On Thursday, the California Coastal Commission reviewed “Plan 17” that was presented by the City of Newport Beach. This plan included 64 rings– 32 of them containing fire, and 32 containing charcoal. Four of the new rings will be added on the Back Bay, leaving the oceanfront with 28, rather than the 60 we had just a few years ago.
This is a sad and tragic loss for Newport Beach, our visitors, and our vibrant character which spans back to our founding over 100 years ago– but moreso, this is illegal. How? Well, on the Jan 13 City Council meeting, we had a majority vote (five) saying that we wanted 60 fire rings. This was confirmed in the infamous Jan 27 meeting, with four of those five confirming that this is precisely what they voted on.
So why was the city staff acting outside of the councils votes? We clearly had a majority rule saying that the council supported 60 woodburning fire rings– this is without dispute. How did it happen that city staff ignored the council’s vote and promoted the “Plan 17” to the California Coastal Commission– countermanding the vote by council? This is a clear violation of basic parliamentary procedure: Staff cannot act contrary to the votes of the council… but in this case, they did.
Much like an illegal search, the vote by the California Coastal Commission is “fruit of a poisonous tree”, and must be discarded, as it was voting on a rogue presentation by city staff that is running contrary to the official council vote. The Jan 13 vote was the last time that the council voted on this item, and therefore the last time that it was available for public comment.
We have a situation here where staff is operating outside of the authority of council. Staff is clearly running the city by itself– not only outside of the authority of council, but contrary to it.
Alternatively, if council made deals behind closed doors on this subject– ignoring their own previous votes and conducting these deals without any sort of public transparency, then we are dealing with an even worse situation.
So which one is it: Do we have a run-away staff which is running the show despite the official council vote, or do we have deals being made without the input of the public, which run contrary to official public votes?

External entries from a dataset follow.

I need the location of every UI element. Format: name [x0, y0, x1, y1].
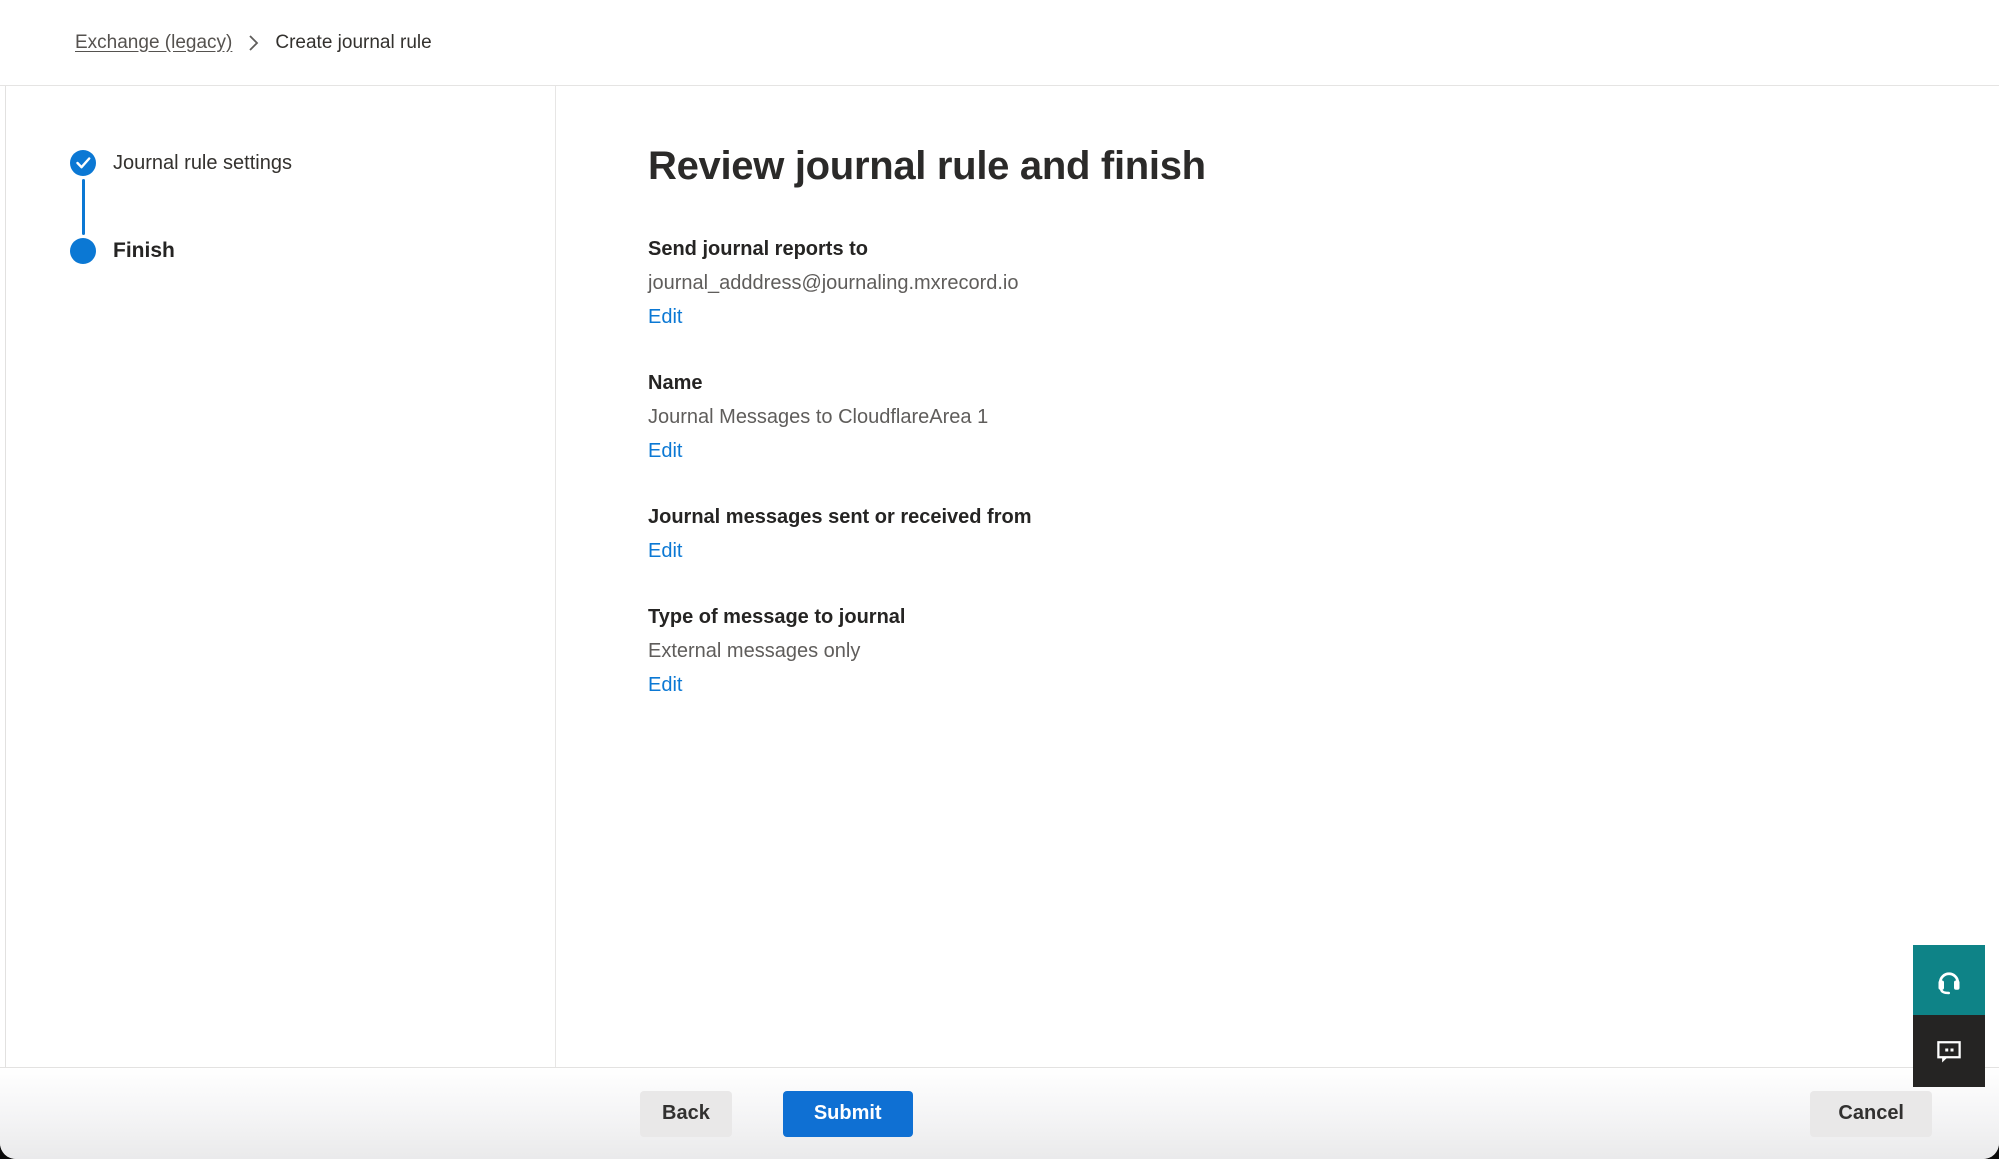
step-label: Finish [113, 239, 175, 263]
review-section-name: Name Journal Messages to CloudflareArea … [648, 366, 1939, 468]
wizard-steps-sidebar: Journal rule settings Finish [0, 86, 556, 1067]
wizard-step-journal-rule-settings[interactable]: Journal rule settings [70, 150, 555, 176]
app-window: Exchange (legacy) Create journal rule Jo… [0, 0, 1999, 1159]
review-section-message-type: Type of message to journal External mess… [648, 600, 1939, 702]
edit-link[interactable]: Edit [648, 434, 682, 468]
chevron-right-icon [248, 34, 259, 52]
action-bar: Back Submit Cancel [0, 1067, 1999, 1159]
submit-button[interactable]: Submit [783, 1091, 913, 1137]
content-area: Journal rule settings Finish Review jour… [0, 86, 1999, 1067]
section-value: External messages only [648, 634, 1939, 668]
breadcrumb: Exchange (legacy) Create journal rule [0, 0, 1999, 86]
edit-link[interactable]: Edit [648, 300, 682, 334]
feedback-button[interactable] [1913, 1015, 1985, 1087]
step-current-dot-icon [70, 238, 96, 264]
section-label: Journal messages sent or received from [648, 500, 1939, 534]
review-section-send-reports-to: Send journal reports to journal_adddress… [648, 232, 1939, 334]
step-completed-check-icon [70, 150, 96, 176]
edit-link[interactable]: Edit [648, 534, 682, 568]
review-pane: Review journal rule and finish Send jour… [556, 86, 1999, 1067]
headset-icon [1934, 965, 1964, 995]
page-title: Review journal rule and finish [648, 140, 1939, 192]
review-section-sent-or-received-from: Journal messages sent or received from E… [648, 500, 1939, 568]
section-value: journal_adddress@journaling.mxrecord.io [648, 266, 1939, 300]
section-label: Send journal reports to [648, 232, 1939, 266]
edit-link[interactable]: Edit [648, 668, 682, 702]
step-connector-line [82, 179, 85, 235]
step-label: Journal rule settings [113, 152, 292, 175]
chat-icon [1934, 1036, 1964, 1066]
back-button[interactable]: Back [640, 1091, 732, 1137]
section-label: Type of message to journal [648, 600, 1939, 634]
cancel-button[interactable]: Cancel [1810, 1091, 1932, 1137]
section-value: Journal Messages to CloudflareArea 1 [648, 400, 1939, 434]
section-label: Name [648, 366, 1939, 400]
breadcrumb-parent-link[interactable]: Exchange (legacy) [75, 32, 232, 54]
wizard-step-finish[interactable]: Finish [70, 238, 555, 264]
breadcrumb-current: Create journal rule [275, 32, 431, 54]
help-button[interactable] [1913, 945, 1985, 1015]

Whichever it is, it clearly violates the basic fundamentals of public debate, trust in governance, and standard legal discourse. The presentation by city staff is therefore the fruit of a poisonous tree and the vote by the Coastal Commission is a product of that very same tree, and must be discarded. If council wants to bring this up for discussion again, vote on it, and send it back to the Coastal Commission LEGALLY, then I encourage the process. However, until it is done– and in that order– the legally binding rule right is the same as it was after the January meeting: We still have 60 wood-burning fire rings.